For pages accessed multiple times via file descriptors, instead of
activating them upon the second access, we activate them based on the
refault rates of their tiers. Each generation contains at most
MAX_NR_TIERS tiers, and they require additional MAX_NR_TIERS-2 bits in
page->flags. Pages accessed N times via file descriptors belong to
tier order_base_2(N). Tier 0 is the base tier and it contains pages
read ahead, accessed once via file descriptors and accessed only via
page tables. Pages from the base tier are evicted regardless of the
refault rate. Pages from upper tiers that have higher refault rates
than the base tier will be moved to the next generation. A feedback
loop modeled after the PID controller monitors refault rates across
all tiers and decides when to activate pages from which upper tiers
in the reclaim path. The advantages of this model are:
  1) It has a negligible cost in the buffered IO access path because
  activations are done optionally in the reclaim path.
  2) It takes mapped pages into account and avoids overprotecting
  pages accessed multiple times via file descriptors.
  3) More tiers offer better protection to pages accessed more than
  twice when workloads doing intensive buffered IO are under memory
  pressure.

For pages mapped upon page faults, the accessed bit is set during the
initial faults. Ideally we add them to the per-zone lists index by
max_seq, i.e., the youngest generation, so that eviction will not
consider them before the aging has scanned them. For anon pages not in
swap cache, this can be done easily in the page fault path: we rename
lru_cache_add_inactive_or_unevictable() to lru_cache_add_page_vma()
and add a new parameter, which is set to true for pages mapped upon
page faults. For pages in page cache or swap cache, we cannot
differentiate the page fault path from the read ahead path at the time
we call lru_cache_add(). So we add them to the per-zone lists index by
min_seq, i.e., the oldest generation, for now.

Finally, we need to make sure deactivation works when the
multigenerational lru is enabled. We cannot use PageActive() because
it is not set on pages from active generations, in order to spare the
aging the trouble of clearing it when active generations become
inactive. So we deactivate pages unconditionally since deactivation is
not a hot code path worth additional optimizations.

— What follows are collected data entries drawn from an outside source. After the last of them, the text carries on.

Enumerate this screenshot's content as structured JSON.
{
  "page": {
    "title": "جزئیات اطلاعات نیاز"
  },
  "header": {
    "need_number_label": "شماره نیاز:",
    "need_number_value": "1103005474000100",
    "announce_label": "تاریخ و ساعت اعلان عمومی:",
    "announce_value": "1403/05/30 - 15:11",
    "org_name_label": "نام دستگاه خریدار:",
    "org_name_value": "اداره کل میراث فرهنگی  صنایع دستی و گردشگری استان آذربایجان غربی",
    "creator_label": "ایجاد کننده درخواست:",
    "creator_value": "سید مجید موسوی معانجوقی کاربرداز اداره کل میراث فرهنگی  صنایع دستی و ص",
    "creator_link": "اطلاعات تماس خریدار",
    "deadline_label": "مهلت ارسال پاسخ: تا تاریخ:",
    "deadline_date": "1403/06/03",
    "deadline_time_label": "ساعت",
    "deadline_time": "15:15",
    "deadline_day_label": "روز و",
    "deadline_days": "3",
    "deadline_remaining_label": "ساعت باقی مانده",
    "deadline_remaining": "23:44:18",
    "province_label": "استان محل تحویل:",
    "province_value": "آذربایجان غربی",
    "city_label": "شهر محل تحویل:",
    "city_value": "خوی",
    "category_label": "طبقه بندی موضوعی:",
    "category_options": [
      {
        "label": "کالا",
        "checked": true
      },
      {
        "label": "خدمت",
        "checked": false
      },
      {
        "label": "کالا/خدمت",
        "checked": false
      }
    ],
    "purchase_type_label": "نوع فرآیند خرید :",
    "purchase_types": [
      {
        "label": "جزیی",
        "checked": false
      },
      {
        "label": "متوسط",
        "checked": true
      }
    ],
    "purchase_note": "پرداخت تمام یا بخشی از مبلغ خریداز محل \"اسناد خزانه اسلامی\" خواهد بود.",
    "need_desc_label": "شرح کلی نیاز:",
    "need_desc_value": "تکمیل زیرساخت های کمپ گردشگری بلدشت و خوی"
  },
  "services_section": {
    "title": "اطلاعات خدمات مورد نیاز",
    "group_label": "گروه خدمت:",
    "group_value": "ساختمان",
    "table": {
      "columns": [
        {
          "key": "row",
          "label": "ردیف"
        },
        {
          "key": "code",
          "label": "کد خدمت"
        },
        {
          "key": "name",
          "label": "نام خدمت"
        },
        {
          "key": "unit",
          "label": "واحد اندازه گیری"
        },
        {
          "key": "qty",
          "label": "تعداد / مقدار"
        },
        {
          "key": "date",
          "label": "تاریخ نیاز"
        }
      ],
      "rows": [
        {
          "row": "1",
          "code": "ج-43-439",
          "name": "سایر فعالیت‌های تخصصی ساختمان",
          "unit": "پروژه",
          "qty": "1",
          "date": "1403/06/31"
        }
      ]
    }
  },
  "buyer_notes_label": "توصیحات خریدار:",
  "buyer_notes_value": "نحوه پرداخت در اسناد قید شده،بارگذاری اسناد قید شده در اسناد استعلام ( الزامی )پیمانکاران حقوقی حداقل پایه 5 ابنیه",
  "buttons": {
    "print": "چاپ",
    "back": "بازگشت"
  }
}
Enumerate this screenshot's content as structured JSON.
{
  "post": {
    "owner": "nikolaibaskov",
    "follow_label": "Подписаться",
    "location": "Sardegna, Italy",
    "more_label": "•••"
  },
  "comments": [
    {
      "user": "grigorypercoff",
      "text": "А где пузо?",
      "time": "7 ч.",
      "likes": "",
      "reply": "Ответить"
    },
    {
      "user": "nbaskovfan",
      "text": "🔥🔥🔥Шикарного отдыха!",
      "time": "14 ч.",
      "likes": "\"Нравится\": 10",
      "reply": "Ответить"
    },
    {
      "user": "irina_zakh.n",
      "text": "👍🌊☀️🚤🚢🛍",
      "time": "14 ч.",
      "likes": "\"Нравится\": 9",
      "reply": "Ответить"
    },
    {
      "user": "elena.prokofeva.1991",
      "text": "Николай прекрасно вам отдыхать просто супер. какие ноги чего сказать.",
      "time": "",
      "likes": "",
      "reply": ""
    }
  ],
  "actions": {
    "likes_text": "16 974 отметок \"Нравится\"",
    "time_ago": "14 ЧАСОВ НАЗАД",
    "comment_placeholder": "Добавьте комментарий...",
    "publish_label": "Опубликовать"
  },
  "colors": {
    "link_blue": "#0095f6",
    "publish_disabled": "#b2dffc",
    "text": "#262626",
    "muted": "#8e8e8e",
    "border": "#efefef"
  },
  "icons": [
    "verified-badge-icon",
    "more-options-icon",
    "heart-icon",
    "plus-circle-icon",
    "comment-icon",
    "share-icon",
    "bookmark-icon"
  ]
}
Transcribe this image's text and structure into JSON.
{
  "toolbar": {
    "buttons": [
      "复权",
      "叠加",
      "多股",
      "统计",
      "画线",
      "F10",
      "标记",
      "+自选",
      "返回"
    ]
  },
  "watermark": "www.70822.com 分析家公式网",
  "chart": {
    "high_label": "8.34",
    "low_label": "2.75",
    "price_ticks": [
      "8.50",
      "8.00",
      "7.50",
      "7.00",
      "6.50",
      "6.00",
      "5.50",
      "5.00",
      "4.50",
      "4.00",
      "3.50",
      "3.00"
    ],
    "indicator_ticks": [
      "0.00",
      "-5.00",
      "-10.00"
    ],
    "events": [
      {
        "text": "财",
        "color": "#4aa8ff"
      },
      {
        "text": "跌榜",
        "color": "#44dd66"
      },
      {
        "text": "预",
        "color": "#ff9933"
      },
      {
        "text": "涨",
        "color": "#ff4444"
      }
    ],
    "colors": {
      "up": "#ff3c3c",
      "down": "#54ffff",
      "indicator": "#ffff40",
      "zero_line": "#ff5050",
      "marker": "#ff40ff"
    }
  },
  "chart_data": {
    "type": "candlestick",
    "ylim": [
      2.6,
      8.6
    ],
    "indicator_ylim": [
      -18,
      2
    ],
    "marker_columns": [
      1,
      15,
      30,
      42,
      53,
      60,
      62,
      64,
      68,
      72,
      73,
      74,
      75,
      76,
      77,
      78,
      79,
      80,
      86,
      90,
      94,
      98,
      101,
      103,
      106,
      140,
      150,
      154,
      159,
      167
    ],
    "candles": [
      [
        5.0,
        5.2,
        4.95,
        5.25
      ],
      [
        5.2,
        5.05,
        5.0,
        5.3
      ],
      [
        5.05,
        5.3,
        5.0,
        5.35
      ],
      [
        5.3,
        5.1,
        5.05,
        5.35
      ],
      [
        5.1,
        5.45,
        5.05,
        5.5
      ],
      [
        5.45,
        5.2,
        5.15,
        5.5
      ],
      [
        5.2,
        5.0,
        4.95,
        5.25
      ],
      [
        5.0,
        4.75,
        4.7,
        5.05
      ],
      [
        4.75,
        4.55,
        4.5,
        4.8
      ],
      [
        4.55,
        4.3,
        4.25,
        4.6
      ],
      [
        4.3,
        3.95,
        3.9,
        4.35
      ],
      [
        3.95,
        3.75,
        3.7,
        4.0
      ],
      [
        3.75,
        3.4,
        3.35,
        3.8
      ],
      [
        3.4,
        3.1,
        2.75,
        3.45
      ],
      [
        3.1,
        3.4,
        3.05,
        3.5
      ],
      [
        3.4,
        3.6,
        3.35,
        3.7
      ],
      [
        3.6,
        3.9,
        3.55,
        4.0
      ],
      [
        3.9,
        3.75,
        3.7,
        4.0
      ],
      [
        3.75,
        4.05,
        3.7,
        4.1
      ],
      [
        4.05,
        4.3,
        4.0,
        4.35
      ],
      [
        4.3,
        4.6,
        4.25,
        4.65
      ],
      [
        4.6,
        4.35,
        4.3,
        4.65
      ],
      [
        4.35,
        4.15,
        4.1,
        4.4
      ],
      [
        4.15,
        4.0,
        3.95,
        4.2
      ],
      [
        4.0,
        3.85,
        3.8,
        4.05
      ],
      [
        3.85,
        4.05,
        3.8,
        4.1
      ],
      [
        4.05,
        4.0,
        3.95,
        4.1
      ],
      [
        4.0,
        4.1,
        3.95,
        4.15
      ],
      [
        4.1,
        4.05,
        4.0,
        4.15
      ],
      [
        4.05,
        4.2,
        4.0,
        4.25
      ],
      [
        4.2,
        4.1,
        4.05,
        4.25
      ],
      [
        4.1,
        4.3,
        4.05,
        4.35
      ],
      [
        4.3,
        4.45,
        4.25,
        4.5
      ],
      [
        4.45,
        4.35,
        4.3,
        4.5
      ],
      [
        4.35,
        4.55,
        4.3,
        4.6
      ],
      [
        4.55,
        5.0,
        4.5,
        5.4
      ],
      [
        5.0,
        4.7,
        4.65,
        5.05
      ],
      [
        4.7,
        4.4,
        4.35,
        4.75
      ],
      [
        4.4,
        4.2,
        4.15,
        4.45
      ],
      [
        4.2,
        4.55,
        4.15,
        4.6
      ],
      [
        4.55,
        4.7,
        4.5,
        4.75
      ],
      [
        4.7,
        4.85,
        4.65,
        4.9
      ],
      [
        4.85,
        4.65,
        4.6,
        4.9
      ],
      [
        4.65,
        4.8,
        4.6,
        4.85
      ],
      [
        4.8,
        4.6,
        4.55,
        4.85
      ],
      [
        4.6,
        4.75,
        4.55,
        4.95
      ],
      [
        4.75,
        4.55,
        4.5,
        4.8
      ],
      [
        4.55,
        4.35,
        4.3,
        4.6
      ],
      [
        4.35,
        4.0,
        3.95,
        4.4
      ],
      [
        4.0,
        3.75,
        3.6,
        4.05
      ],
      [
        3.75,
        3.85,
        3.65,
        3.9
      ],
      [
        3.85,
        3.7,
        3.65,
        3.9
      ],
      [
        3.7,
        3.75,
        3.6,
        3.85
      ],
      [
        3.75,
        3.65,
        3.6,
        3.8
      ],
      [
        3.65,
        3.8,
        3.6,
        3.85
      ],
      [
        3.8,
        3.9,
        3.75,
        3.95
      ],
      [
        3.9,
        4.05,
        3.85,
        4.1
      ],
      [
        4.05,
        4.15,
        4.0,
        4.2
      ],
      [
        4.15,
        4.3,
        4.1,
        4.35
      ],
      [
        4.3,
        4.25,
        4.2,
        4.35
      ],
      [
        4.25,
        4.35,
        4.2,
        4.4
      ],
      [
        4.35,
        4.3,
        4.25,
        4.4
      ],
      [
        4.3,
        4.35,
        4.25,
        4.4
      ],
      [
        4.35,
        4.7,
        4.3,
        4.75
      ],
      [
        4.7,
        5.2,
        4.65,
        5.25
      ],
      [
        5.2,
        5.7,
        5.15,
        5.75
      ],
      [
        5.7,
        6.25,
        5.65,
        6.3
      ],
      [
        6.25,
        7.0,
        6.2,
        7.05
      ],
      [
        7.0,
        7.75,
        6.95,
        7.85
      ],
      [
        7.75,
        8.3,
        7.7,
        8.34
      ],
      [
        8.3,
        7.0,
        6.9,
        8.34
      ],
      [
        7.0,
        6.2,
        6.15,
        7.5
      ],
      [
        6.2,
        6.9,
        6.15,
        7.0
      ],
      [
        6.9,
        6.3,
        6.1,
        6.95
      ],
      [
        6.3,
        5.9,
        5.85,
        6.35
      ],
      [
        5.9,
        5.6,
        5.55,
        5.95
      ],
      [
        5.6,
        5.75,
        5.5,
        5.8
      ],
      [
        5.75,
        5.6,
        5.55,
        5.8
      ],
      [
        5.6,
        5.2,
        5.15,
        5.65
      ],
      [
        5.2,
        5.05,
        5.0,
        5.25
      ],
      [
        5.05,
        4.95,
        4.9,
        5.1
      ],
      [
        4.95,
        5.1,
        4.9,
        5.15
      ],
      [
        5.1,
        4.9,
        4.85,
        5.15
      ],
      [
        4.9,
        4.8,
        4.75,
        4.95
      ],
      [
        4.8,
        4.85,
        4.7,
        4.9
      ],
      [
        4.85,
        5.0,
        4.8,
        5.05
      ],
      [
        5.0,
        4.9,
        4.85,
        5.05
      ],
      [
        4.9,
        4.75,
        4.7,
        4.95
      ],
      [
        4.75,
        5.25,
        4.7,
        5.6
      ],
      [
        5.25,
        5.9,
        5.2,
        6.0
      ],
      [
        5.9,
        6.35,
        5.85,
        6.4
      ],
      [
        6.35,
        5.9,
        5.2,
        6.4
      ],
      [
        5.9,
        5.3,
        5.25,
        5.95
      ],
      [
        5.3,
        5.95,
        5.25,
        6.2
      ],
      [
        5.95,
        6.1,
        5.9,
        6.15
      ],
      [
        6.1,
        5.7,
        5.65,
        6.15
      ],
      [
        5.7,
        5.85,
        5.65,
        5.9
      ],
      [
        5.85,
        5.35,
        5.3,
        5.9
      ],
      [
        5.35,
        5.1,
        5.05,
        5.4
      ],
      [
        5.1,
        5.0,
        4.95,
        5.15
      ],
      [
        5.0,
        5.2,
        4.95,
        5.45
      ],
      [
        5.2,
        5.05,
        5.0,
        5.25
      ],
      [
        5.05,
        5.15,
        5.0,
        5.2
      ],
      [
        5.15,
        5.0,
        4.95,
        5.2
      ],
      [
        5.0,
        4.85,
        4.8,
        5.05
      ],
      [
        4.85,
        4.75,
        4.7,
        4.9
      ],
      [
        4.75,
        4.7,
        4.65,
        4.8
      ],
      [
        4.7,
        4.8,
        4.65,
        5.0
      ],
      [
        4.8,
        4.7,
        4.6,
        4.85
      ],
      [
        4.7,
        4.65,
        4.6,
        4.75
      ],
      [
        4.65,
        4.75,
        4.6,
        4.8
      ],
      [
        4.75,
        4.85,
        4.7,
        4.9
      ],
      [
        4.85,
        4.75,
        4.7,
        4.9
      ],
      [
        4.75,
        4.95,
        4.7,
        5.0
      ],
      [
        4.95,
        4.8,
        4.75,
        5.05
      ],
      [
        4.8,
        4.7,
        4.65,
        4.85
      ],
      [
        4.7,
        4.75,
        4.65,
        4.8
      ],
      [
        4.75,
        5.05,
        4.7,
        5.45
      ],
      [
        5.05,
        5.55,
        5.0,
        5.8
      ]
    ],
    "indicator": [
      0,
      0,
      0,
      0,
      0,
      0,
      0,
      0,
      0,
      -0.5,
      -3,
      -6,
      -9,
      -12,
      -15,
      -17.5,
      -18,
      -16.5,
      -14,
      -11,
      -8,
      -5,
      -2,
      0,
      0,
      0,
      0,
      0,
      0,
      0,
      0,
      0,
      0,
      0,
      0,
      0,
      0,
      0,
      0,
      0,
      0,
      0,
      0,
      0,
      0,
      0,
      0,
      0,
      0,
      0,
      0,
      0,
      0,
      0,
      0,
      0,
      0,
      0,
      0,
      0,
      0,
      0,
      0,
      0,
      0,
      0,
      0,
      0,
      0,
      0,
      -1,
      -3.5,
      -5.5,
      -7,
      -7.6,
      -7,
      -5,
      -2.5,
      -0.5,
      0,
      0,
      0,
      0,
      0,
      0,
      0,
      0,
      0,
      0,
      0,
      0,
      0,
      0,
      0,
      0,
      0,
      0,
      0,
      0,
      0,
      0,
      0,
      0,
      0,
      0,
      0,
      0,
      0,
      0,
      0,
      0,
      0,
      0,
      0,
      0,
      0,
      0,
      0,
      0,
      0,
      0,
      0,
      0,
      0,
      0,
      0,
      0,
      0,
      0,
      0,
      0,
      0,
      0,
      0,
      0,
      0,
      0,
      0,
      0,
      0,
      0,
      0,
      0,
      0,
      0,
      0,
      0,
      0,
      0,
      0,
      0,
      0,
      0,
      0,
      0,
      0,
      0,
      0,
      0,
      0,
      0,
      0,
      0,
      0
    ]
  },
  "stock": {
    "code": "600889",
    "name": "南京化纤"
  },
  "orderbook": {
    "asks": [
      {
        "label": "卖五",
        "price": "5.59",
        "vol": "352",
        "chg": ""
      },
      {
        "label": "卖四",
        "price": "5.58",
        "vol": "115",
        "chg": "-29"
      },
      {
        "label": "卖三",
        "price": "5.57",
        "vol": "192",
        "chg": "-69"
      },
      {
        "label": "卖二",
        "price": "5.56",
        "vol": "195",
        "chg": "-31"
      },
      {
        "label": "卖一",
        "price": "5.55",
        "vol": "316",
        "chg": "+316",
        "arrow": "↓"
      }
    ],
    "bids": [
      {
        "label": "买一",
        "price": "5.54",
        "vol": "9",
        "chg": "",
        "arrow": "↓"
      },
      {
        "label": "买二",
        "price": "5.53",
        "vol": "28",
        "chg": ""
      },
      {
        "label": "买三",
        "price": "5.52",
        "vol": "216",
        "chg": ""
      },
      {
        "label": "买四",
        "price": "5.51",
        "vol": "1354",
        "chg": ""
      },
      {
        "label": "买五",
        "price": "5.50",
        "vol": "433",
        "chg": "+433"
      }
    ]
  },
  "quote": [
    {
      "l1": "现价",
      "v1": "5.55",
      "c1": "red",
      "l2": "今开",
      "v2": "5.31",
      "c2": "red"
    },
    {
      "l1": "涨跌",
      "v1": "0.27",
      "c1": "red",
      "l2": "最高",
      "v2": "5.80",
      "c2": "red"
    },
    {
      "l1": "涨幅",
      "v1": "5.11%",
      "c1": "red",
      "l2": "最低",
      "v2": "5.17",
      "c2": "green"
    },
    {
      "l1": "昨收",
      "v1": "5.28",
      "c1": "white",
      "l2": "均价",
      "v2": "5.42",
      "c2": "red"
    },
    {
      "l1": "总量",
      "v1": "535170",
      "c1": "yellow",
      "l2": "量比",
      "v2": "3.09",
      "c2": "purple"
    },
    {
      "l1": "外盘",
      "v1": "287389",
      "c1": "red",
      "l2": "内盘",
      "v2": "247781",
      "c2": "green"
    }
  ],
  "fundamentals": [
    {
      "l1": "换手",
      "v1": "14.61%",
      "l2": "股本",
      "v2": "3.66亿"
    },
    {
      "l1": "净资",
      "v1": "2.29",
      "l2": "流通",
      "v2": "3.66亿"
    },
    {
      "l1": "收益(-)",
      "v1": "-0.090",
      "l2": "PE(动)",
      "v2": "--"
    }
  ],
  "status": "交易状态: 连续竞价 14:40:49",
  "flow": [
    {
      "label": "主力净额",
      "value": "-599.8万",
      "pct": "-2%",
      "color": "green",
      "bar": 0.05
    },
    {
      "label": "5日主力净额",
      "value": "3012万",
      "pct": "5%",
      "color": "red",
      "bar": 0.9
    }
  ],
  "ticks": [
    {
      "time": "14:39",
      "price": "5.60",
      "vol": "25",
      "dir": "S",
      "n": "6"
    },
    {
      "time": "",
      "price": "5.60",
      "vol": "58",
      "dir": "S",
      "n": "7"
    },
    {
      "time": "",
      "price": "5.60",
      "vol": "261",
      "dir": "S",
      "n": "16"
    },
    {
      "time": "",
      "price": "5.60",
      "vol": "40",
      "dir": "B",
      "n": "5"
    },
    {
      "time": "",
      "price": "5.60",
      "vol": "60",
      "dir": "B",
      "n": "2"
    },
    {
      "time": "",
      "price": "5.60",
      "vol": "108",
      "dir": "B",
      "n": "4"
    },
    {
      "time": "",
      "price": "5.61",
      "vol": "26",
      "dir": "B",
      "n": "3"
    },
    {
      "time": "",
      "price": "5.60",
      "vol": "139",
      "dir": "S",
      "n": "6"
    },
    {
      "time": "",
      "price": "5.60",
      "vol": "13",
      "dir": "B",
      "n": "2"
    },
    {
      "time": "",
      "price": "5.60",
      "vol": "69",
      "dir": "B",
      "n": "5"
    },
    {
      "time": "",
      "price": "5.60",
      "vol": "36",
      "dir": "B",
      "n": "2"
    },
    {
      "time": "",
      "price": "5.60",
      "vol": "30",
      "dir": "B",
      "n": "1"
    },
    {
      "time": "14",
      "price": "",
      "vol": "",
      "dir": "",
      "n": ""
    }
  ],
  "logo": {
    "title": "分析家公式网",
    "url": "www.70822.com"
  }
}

Signed-off-by: Yu Zhao <yuzhao@google.com>
Tested-by: Konstantin Kharlamov <Hi-Angel@yandex.ru>
---
 include/linux/mm_inline.h |  40 ++++++++++++++
 include/linux/swap.h      |   4 +-
 kernel/events/uprobes.c   |   2 +-
 mm/huge_memory.c          |   2 +-
 mm/khugepaged.c           |   2 +-
 mm/memory.c               |  10 ++--
 mm/migrate.c              |   2 +-
 mm/swap.c                 |  22 +++++---
 mm/swapfile.c             |   2 +-
 mm/userfaultfd.c          |   2 +-
 mm/vmscan.c               |  91 ++++++++++++++++++++++++++++++-
 mm/workingset.c           | 112 ++++++++++++++++++++++++++++++++++++++
 12 files changed, 269 insertions(+), 22 deletions(-)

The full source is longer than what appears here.